At the same time, the transition to a green economy is part of the answer to some of the world’s most pressing challenges: depletion of natural resources, economic crisis, world global poverty and climate change.
If handled intelligently, this transition – often referred to as the green industrial revolution – can by itself propel a new wave of economic growth and secure long-term economic growth, including development in emerging economies and developing countries while mitigating the risks of climate change.
However, neither market forces nor international policies can be relied on to push for this transition by themselves. Markets will eventually react to global resource scarcities. But by then, detrimental climate changes will be a reality and the foundation for future growth seriously undermined. The same problem of slow pace, unfortunately, seems increasingly to be true of the inter-governmental agreements.

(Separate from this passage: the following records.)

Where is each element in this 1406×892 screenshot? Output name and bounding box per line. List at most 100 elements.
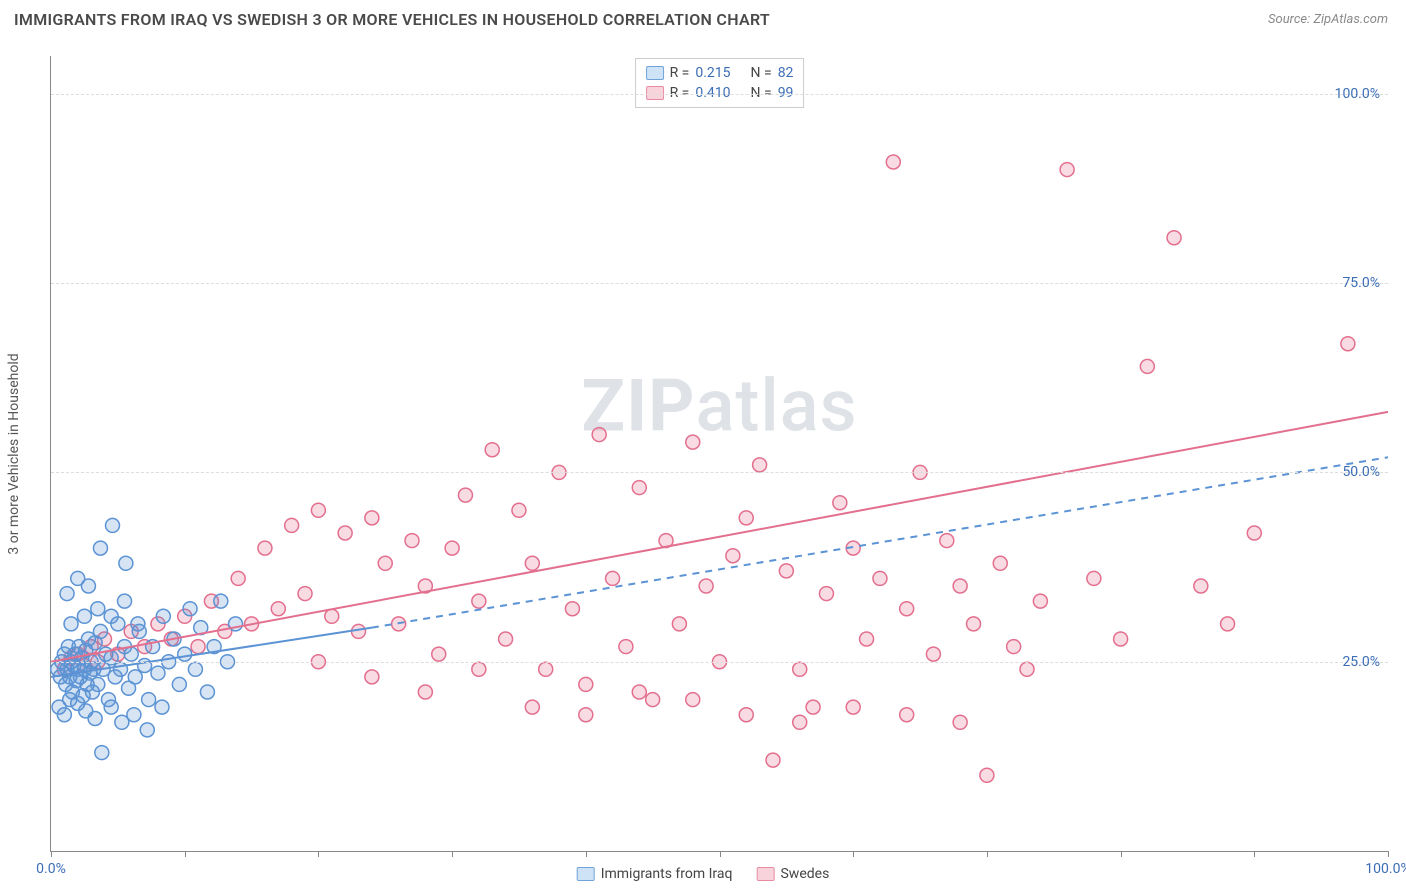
scatter-point xyxy=(739,511,753,525)
scatter-point xyxy=(214,594,228,608)
scatter-point xyxy=(940,534,954,548)
scatter-point xyxy=(93,541,107,555)
grid-line xyxy=(51,283,1388,284)
scatter-point xyxy=(512,503,526,517)
x-tick xyxy=(51,851,52,857)
scatter-point xyxy=(418,685,432,699)
legend-swatch xyxy=(756,867,774,881)
scatter-point xyxy=(64,617,78,631)
scatter-point xyxy=(525,700,539,714)
scatter-point xyxy=(104,651,118,665)
scatter-point xyxy=(95,746,109,760)
x-tick xyxy=(185,851,186,857)
grid-line xyxy=(51,662,1388,663)
source-attribution: Source: ZipAtlas.com xyxy=(1268,12,1388,27)
scatter-point xyxy=(1140,359,1154,373)
x-tick xyxy=(1121,851,1122,857)
scatter-point xyxy=(472,594,486,608)
scatter-point xyxy=(285,518,299,532)
legend-item: Immigrants from Iraq xyxy=(577,866,733,882)
scatter-point xyxy=(967,617,981,631)
x-tick xyxy=(853,851,854,857)
scatter-point xyxy=(458,488,472,502)
scatter-point xyxy=(155,700,169,714)
plot-area: ZIPatlas R =0.215N =82R =0.410N =99 25.0… xyxy=(50,56,1388,852)
scatter-point xyxy=(127,708,141,722)
x-tick-label: 0.0% xyxy=(36,861,66,877)
scatter-point xyxy=(686,435,700,449)
scatter-point xyxy=(806,700,820,714)
scatter-point xyxy=(846,700,860,714)
scatter-point xyxy=(77,609,91,623)
scatter-point xyxy=(93,624,107,638)
trend-line xyxy=(372,457,1388,627)
scatter-point xyxy=(900,602,914,616)
scatter-point xyxy=(298,587,312,601)
scatter-point xyxy=(114,662,128,676)
scatter-point xyxy=(525,556,539,570)
r-value: 0.215 xyxy=(695,65,730,81)
scatter-point xyxy=(142,693,156,707)
scatter-point xyxy=(128,670,142,684)
scatter-point xyxy=(993,556,1007,570)
scatter-point xyxy=(539,662,553,676)
scatter-point xyxy=(104,700,118,714)
scatter-point xyxy=(378,556,392,570)
trend-line xyxy=(51,412,1388,662)
scatter-point xyxy=(485,443,499,457)
scatter-point xyxy=(131,617,145,631)
scatter-point xyxy=(953,715,967,729)
scatter-point xyxy=(104,609,118,623)
scatter-point xyxy=(632,685,646,699)
scatter-point xyxy=(579,677,593,691)
scatter-point xyxy=(91,677,105,691)
scatter-point xyxy=(926,647,940,661)
scatter-point xyxy=(119,556,133,570)
scatter-point xyxy=(873,571,887,585)
scatter-point xyxy=(151,666,165,680)
scatter-point xyxy=(579,708,593,722)
stats-legend-row: R =0.215N =82 xyxy=(646,63,794,83)
grid-line xyxy=(51,472,1388,473)
scatter-svg xyxy=(51,56,1388,851)
scatter-point xyxy=(106,518,120,532)
x-tick xyxy=(452,851,453,857)
x-tick xyxy=(1388,851,1389,857)
scatter-point xyxy=(338,526,352,540)
scatter-point xyxy=(726,549,740,563)
scatter-point xyxy=(183,602,197,616)
legend-item: Swedes xyxy=(756,866,829,882)
scatter-point xyxy=(793,662,807,676)
scatter-point xyxy=(405,534,419,548)
scatter-point xyxy=(472,662,486,676)
x-tick xyxy=(1254,851,1255,857)
scatter-point xyxy=(311,503,325,517)
scatter-point xyxy=(766,753,780,767)
scatter-point xyxy=(1341,337,1355,351)
scatter-point xyxy=(1007,640,1021,654)
scatter-point xyxy=(124,647,138,661)
scatter-point xyxy=(499,632,513,646)
x-tick xyxy=(987,851,988,857)
x-tick xyxy=(720,851,721,857)
scatter-point xyxy=(1033,594,1047,608)
scatter-point xyxy=(699,579,713,593)
grid-line xyxy=(51,94,1388,95)
scatter-point xyxy=(1087,571,1101,585)
scatter-point xyxy=(739,708,753,722)
scatter-point xyxy=(1221,617,1235,631)
r-label: R = xyxy=(670,65,690,81)
scatter-point xyxy=(57,708,71,722)
scatter-point xyxy=(258,541,272,555)
scatter-point xyxy=(1247,526,1261,540)
scatter-point xyxy=(188,662,202,676)
x-tick-label: 100.0% xyxy=(1365,861,1406,877)
x-tick xyxy=(586,851,587,857)
legend-label: Immigrants from Iraq xyxy=(601,866,733,882)
legend-label: Swedes xyxy=(780,866,829,882)
scatter-point xyxy=(980,768,994,782)
scatter-point xyxy=(432,647,446,661)
scatter-point xyxy=(819,587,833,601)
scatter-point xyxy=(646,693,660,707)
scatter-point xyxy=(88,712,102,726)
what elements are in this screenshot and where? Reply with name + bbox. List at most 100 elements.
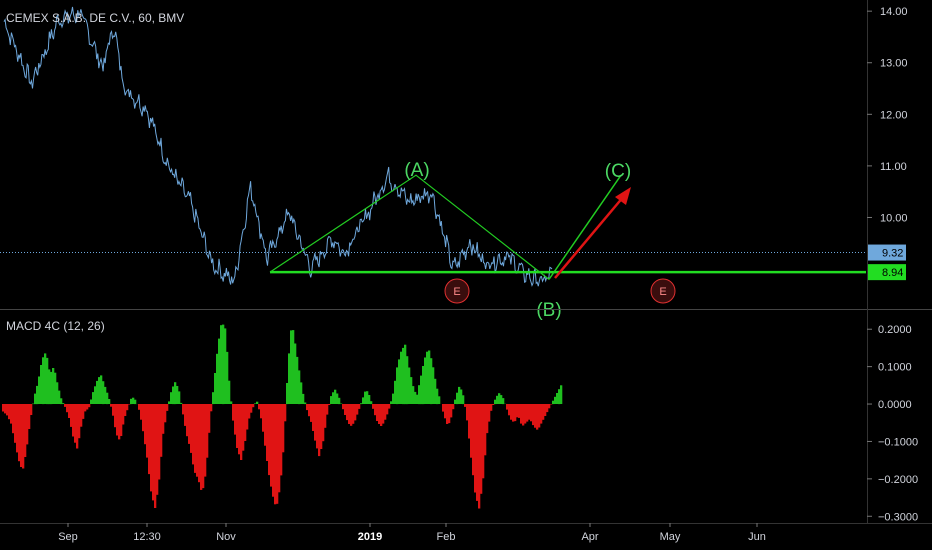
macd-bar — [224, 328, 227, 404]
macd-bar — [262, 404, 265, 432]
price-line — [3, 6, 553, 287]
time-tick-label: Apr — [581, 531, 598, 543]
svg-text:9.32: 9.32 — [882, 248, 903, 260]
price-tick-label: 12.00 — [880, 109, 908, 121]
macd-bar — [326, 404, 329, 415]
macd-bar — [482, 404, 485, 479]
macd-bar — [212, 392, 215, 405]
macd-bar — [22, 404, 25, 469]
macd-bar — [546, 404, 549, 413]
macd-bar — [410, 377, 413, 404]
macd-bar — [320, 404, 323, 449]
price-axis[interactable]: 14.00 13.00 12.00 11.00 10.00 — [867, 6, 908, 224]
macd-bar — [110, 404, 113, 407]
macd-bar — [192, 404, 195, 465]
macd-bar — [306, 404, 309, 411]
macd-bar — [376, 404, 379, 421]
macd-bar — [432, 367, 435, 404]
macd-bar — [204, 404, 207, 477]
macd-bar — [12, 404, 15, 434]
support-price-badge: 8.94 — [868, 264, 906, 281]
macd-bar — [372, 404, 375, 409]
macd-bar — [528, 404, 531, 420]
macd-bar — [72, 404, 75, 437]
macd-bar — [550, 404, 553, 405]
macd-bar — [46, 357, 49, 405]
macd-bar — [62, 403, 65, 404]
macd-bar — [324, 404, 327, 428]
macd-pane[interactable]: MACD 4C (12, 26) — [2, 319, 563, 509]
macd-bar — [228, 380, 231, 404]
macd-bar — [244, 404, 247, 441]
macd-bar — [368, 395, 371, 404]
macd-bar — [492, 404, 495, 405]
macd-bar — [198, 404, 201, 483]
macd-bar — [222, 324, 225, 405]
wave-c-arrow[interactable] — [554, 195, 625, 279]
earnings-marker-1[interactable]: E — [444, 278, 470, 304]
macd-bar — [68, 404, 71, 418]
macd-bar — [540, 404, 543, 424]
macd-bar — [444, 404, 447, 419]
macd-bar — [340, 403, 343, 404]
macd-bar — [388, 404, 391, 409]
macd-bar — [456, 392, 459, 405]
macd-bar — [402, 347, 405, 405]
macd-bar — [86, 404, 89, 410]
macd-bar — [506, 404, 509, 410]
earnings-marker-2[interactable]: E — [650, 278, 676, 304]
price-pane[interactable]: (A) (B) (C) E E CEMEX S.A.B. DE C.V., 60… — [0, 6, 866, 321]
macd-bar — [394, 380, 397, 404]
macd-bar — [272, 404, 275, 497]
symbol-title[interactable]: CEMEX S.A.B. DE C.V., 60, BMV — [6, 11, 184, 25]
macd-bar — [132, 397, 135, 404]
macd-bar — [434, 378, 437, 404]
macd-bar — [186, 404, 189, 437]
macd-bar — [184, 404, 187, 426]
time-axis[interactable]: Sep 12:30 Nov 2019 Feb Apr May Jun — [58, 523, 766, 543]
macd-bar — [202, 404, 205, 489]
macd-bar — [270, 404, 273, 487]
macd-bar — [36, 385, 39, 405]
macd-bar — [264, 404, 267, 446]
macd-bar — [124, 404, 127, 416]
macd-bar — [118, 404, 121, 440]
macd-bar — [382, 404, 385, 424]
macd-bar — [266, 404, 269, 461]
macd-bar — [82, 404, 85, 419]
macd-bar — [446, 404, 449, 424]
macd-bar — [278, 404, 281, 493]
macd-bar — [398, 359, 401, 404]
macd-bar — [208, 404, 211, 433]
macd-bar — [534, 404, 537, 428]
macd-bar — [252, 404, 255, 408]
macd-bar — [476, 404, 479, 501]
macd-bar — [412, 386, 415, 404]
macd-bar — [242, 404, 245, 451]
macd-bar — [20, 404, 23, 467]
macd-bar — [70, 404, 73, 427]
time-tick-label: Feb — [437, 531, 456, 543]
macd-title[interactable]: MACD 4C (12, 26) — [6, 319, 105, 333]
macd-bar — [484, 404, 487, 456]
wave-c-projection-line[interactable] — [548, 174, 622, 280]
macd-bar — [96, 380, 99, 404]
macd-bar — [144, 404, 147, 445]
macd-bar — [294, 343, 297, 404]
macd-bar — [76, 404, 79, 449]
macd-bar — [134, 399, 137, 405]
wave-ab-trendlines[interactable] — [269, 174, 550, 280]
macd-bar — [442, 404, 445, 412]
macd-bar — [98, 377, 101, 404]
macd-bar — [176, 386, 179, 404]
macd-bar — [282, 404, 285, 453]
macd-axis[interactable]: 0.2000 0.1000 0.0000 −0.1000 −0.2000 −0.3000 — [867, 324, 918, 523]
macd-bar — [214, 373, 217, 404]
macd-bar — [344, 404, 347, 415]
macd-bar — [260, 404, 263, 419]
macd-bar — [338, 397, 341, 405]
macd-bar — [364, 391, 367, 404]
macd-bar — [422, 366, 425, 405]
macd-bar — [556, 393, 559, 404]
macd-bar — [458, 386, 461, 404]
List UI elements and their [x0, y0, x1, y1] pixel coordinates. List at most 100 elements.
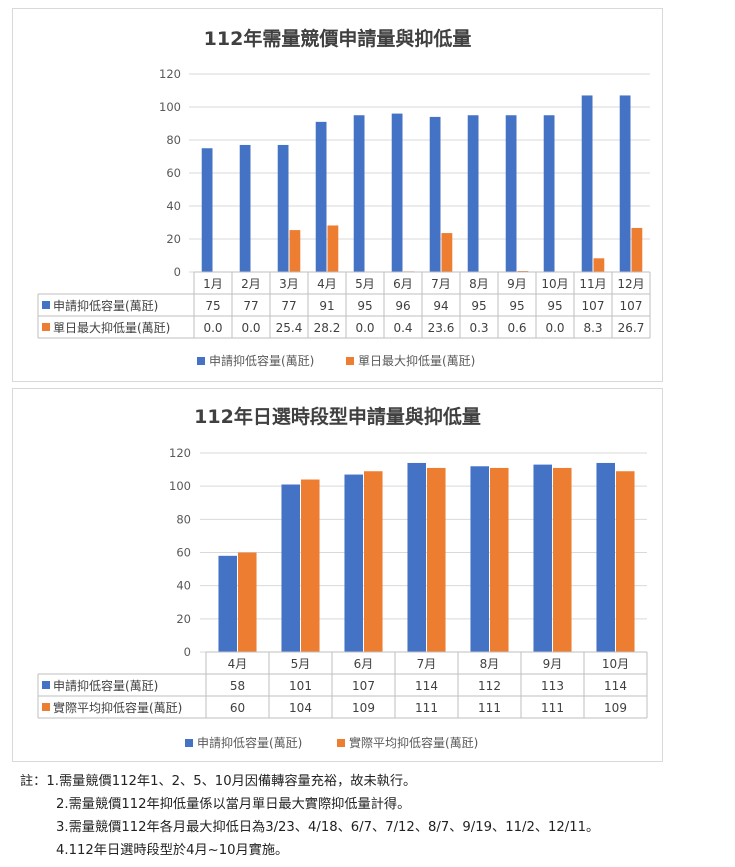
- note-text-1: 1.需量競價112年1、2、5、10月因備轉容量充裕，故未執行。: [46, 774, 417, 789]
- bar: [553, 467, 572, 652]
- chart-title: 112年需量競價申請量與抑低量: [204, 27, 472, 50]
- data-label: 0.3: [469, 321, 488, 335]
- data-label: 8.3: [583, 321, 602, 335]
- x-category-label: 3月: [279, 277, 299, 291]
- y-tick-label: 120: [169, 446, 191, 460]
- data-label: 23.6: [428, 321, 455, 335]
- data-label: 94: [433, 299, 448, 313]
- bar: [543, 115, 555, 272]
- bar: [631, 227, 643, 272]
- data-label: 111: [415, 701, 438, 715]
- note-line-2: 2.需量競價112年抑低量係以當月單日最大實際抑低量計得。: [56, 797, 411, 812]
- bar: [218, 555, 237, 652]
- bar: [427, 467, 446, 652]
- data-label: 0.0: [545, 321, 564, 335]
- bar: [429, 116, 441, 273]
- data-label: 111: [478, 701, 501, 715]
- chart-title: 112年日選時段型申請量與抑低量: [194, 405, 481, 428]
- data-label: 107: [620, 299, 643, 313]
- notes-prefix: 註：: [20, 774, 47, 789]
- data-label: 0.6: [507, 321, 526, 335]
- data-label: 107: [582, 299, 605, 313]
- bar: [391, 113, 403, 272]
- data-label: 95: [547, 299, 562, 313]
- chart-panel-daily-time-period: 112年日選時段型申請量與抑低量 0 20 40 60 80 100 120 4月 5月 6月 7月 8…: [12, 388, 663, 762]
- x-category-label: 5月: [291, 657, 311, 671]
- chart-daily-time-period: 112年日選時段型申請量與抑低量 0 20 40 60 80 100 120 4月 5月 6月 7月 8…: [37, 405, 648, 750]
- legend-label: 實際平均抑低容量(萬瓩): [349, 735, 478, 750]
- data-label: 95: [509, 299, 524, 313]
- legend-swatch: [185, 739, 193, 747]
- data-label: 77: [243, 299, 258, 313]
- data-label: 0.0: [355, 321, 374, 335]
- bar: [289, 230, 301, 272]
- bar: [344, 474, 363, 652]
- data-label: 0.0: [203, 321, 222, 335]
- note-line-3: 3.需量競價112年各月最大抑低日為3/23、4/18、6/7、7/12、8/7…: [56, 820, 600, 835]
- note-line-1: 註：1.需量競價112年1、2、5、10月因備轉容量充裕，故未執行。: [20, 770, 730, 793]
- x-category-label: 8月: [469, 277, 489, 291]
- legend-label: 申請抑低容量(萬瓩): [209, 353, 314, 368]
- table-series-swatch: [42, 323, 50, 331]
- table-series-name: 申請抑低容量(萬瓩): [53, 298, 158, 313]
- x-category-label: 9月: [507, 277, 527, 291]
- data-label: 101: [289, 679, 312, 693]
- y-tick-label: 0: [184, 645, 191, 659]
- table-series-swatch: [42, 703, 50, 711]
- x-category-label: 6月: [393, 277, 413, 291]
- data-label: 95: [471, 299, 486, 313]
- chart-panel-demand-bidding: 112年需量競價申請量與抑低量 0 20 40 60 80 100 120 1月 2月 3月 4月 5月…: [12, 8, 663, 382]
- bar: [239, 144, 251, 272]
- data-label: 112: [478, 679, 501, 693]
- x-category-label: 2月: [241, 277, 261, 291]
- y-tick-label: 100: [169, 479, 191, 493]
- x-category-label: 10月: [602, 657, 629, 671]
- data-label: 0.4: [393, 321, 412, 335]
- bar: [505, 115, 517, 272]
- x-category-label: 11月: [579, 277, 606, 291]
- data-label: 114: [604, 679, 627, 693]
- data-label: 60: [230, 701, 245, 715]
- notes: 註：1.需量競價112年1、2、5、10月因備轉容量充裕，故未執行。 2.需量競…: [20, 770, 730, 862]
- data-label: 114: [415, 679, 438, 693]
- bar: [407, 462, 426, 652]
- x-category-label: 8月: [480, 657, 500, 671]
- bar: [201, 148, 213, 272]
- data-label: 107: [352, 679, 375, 693]
- y-tick-label: 0: [174, 265, 181, 279]
- bar: [238, 552, 257, 652]
- x-category-label: 7月: [431, 277, 451, 291]
- y-tick-label: 60: [176, 546, 191, 560]
- legend-swatch: [337, 739, 345, 747]
- data-label: 111: [541, 701, 564, 715]
- table-series-name: 申請抑低容量(萬瓩): [53, 678, 158, 693]
- bar: [301, 479, 320, 652]
- data-label: 91: [319, 299, 334, 313]
- bar: [327, 225, 339, 272]
- x-category-label: 5月: [355, 277, 375, 291]
- data-label: 109: [352, 701, 375, 715]
- legend-label: 單日最大抑低量(萬瓩): [358, 353, 475, 368]
- y-tick-label: 120: [159, 67, 181, 81]
- bar: [281, 484, 300, 652]
- x-category-label: 4月: [317, 277, 337, 291]
- y-tick-label: 100: [159, 100, 181, 114]
- legend-swatch: [197, 357, 205, 365]
- y-tick-label: 20: [176, 612, 191, 626]
- table-series-name: 單日最大抑低量(萬瓩): [53, 320, 170, 335]
- table-series-name: 實際平均抑低容量(萬瓩): [53, 700, 182, 715]
- legend-swatch: [346, 357, 354, 365]
- y-tick-label: 60: [166, 166, 181, 180]
- bar: [593, 258, 605, 272]
- bar: [315, 121, 327, 272]
- bar: [533, 464, 552, 652]
- y-tick-label: 40: [166, 199, 181, 213]
- x-category-label: 9月: [543, 657, 563, 671]
- x-category-label: 4月: [228, 657, 248, 671]
- y-tick-label: 80: [166, 133, 181, 147]
- y-tick-label: 40: [176, 579, 191, 593]
- bar: [616, 471, 635, 652]
- y-tick-label: 80: [176, 512, 191, 526]
- bar: [441, 233, 453, 272]
- data-label: 28.2: [314, 321, 341, 335]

Partner Countries behind the Global Green Growth Forum (3GF)
Faced with this challenge, in 2011, the Danish Government together with the Governments of Korea and Mexico launched the Global Green Growth Forum (3GF) - a global public-private initiative to promote the transition to a green economy. In 2012, China, Kenya and Qatar joined the 3GF as partner countries, Ethiopia joined in 2014 and in 2016 Chile and Vietnam also became partner countries.
The idea behind the Forum is as simple as it is promising: Bringing all relevant parties together in order to intensify large-scale public-private action to accelerate the transition to a green economy.
3GF proposes to test a new international architecture for green growth. This takes the form of a concerted bottom-up approach to collaboration among businesses, experts and public institutions. The shared goal is inclusive green growth at scale and at speed.
The 3GF partner countries at the opening ceremony of 3GF 2013 in Copenhagen, Denmark. From left to right: H.E. Helle Thorning-Schmidt, Prime Minister, Denmark; H.E. Hong-won Chung, Prime Minister, Republic of Korea; H.E. Liu Qi, Vice Minister for National Energy Administration (NEA), China; H.E. Ahmad Bin Amar Bin Mohammed Al-Hemaidi, Minister of Environment, Qatar; H.E. Judi Wakhungu, Minister of Environment, Water and Natural Resources, Kenya; and H.E. Cuauhtémoc Ochoa Fernandéz, Vice Minister of Environmental Regulation and Promotion, Mexico.
The Value of Going Green
Greening the global economy is both an imperative and an economic opportunity for businesses and nations. This industrial transition holds incredible potential for spurring global economic growth.
Studies on green growth opportunities from the OECD, UNEP and the World Bank conclude that the economic opportunity in ‘going green’ is worth several trillion dollars between now and 2030. The development of innovative, sustainable growth models will be our single greatest challenge in the 21st century.